Strengthening the well control practice barrier What does a Prussian soldier-turned-psychologist, who died more than 100 years ago, have to do with ensuring healthy well control barriers in today’s fields? More than one would think. While people have long known that the mind is a complex machine, constantly learning, remembering and forgetting information, it was Hermann Ebbinghaus who first quantified some of the most important nuances of how our minds learn and remember. After fighting in the Franco-Prussian War in 1870, Ebbinghaus became a giant in the infant field of psychology and cognitive science. Some of his cognitive paradoxes, such as the example shown in Figure 1, have become familiar to many. Ebbinghaus was also the first to discover the theory commonly known as the ‘learning curve’. Most relevant for the purposes of this article however is his discovery of the ‘forgetting curve’. Most people are familiar with the concept of the learning curve: knowledge is gained over time or a task is learned after repetition. A steep learning curve usually means a task is difficult to learn with rapid progress or knowledge attained at the beginning. The forgetting curve describes the exponential loss of information that has been learned. Figure 2 shows a representation of that loss over time. Ebbinghaus showed that learners forget 50% of what they just learned within an hour, 70% within a day and a 90% in a month. The critical decision-makers, both at the rig site as well as those that direct and engineer actions from the office, comprise the frontline defence for ensuring crews maintain well control and safe operations. This human barrier is critical.
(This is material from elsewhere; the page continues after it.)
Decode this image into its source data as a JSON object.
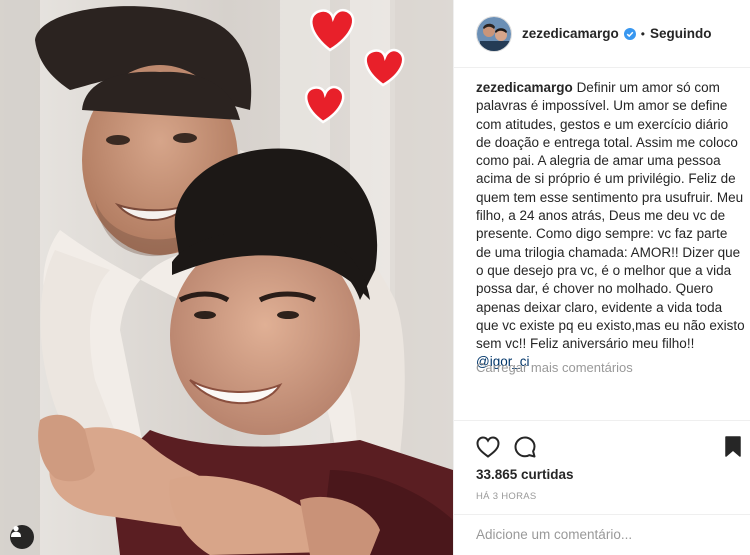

The strength of this barrier is verified every two years through the process of well control certification. Would confirming other critical barriers, such as blowout preventer (BOP) testing, only every 2 years ever be considered? The question becomes even more daunting when the forgetting curve is considered. How can it be known for certain that people are going to make the right critical decision during a high-intensity situation, say 18 months after they have been certified when they may have forgotten more than 90% of what they had learned? Luckily, there is an answer. This knowledge decline can be limited by leveraging another Ebbinghaus discovery, known as ‘cognitive savings’. Ebbinghaus quantified the phenomenon of subconscious knowledge, stating that knowledge is retained in the subconscious even if it is not readily available to the conscious mind. The ‘savings’ mean that when something is relearnt, it is achieved more quickly, i.e. the new learning curve is shorter. This has the additional effect of flattening the forgetting curve when relearning or refreshing memore (Figure 3). Based on cognitive savings, interval repetition becomes the best method for reducing ‘skill fade’.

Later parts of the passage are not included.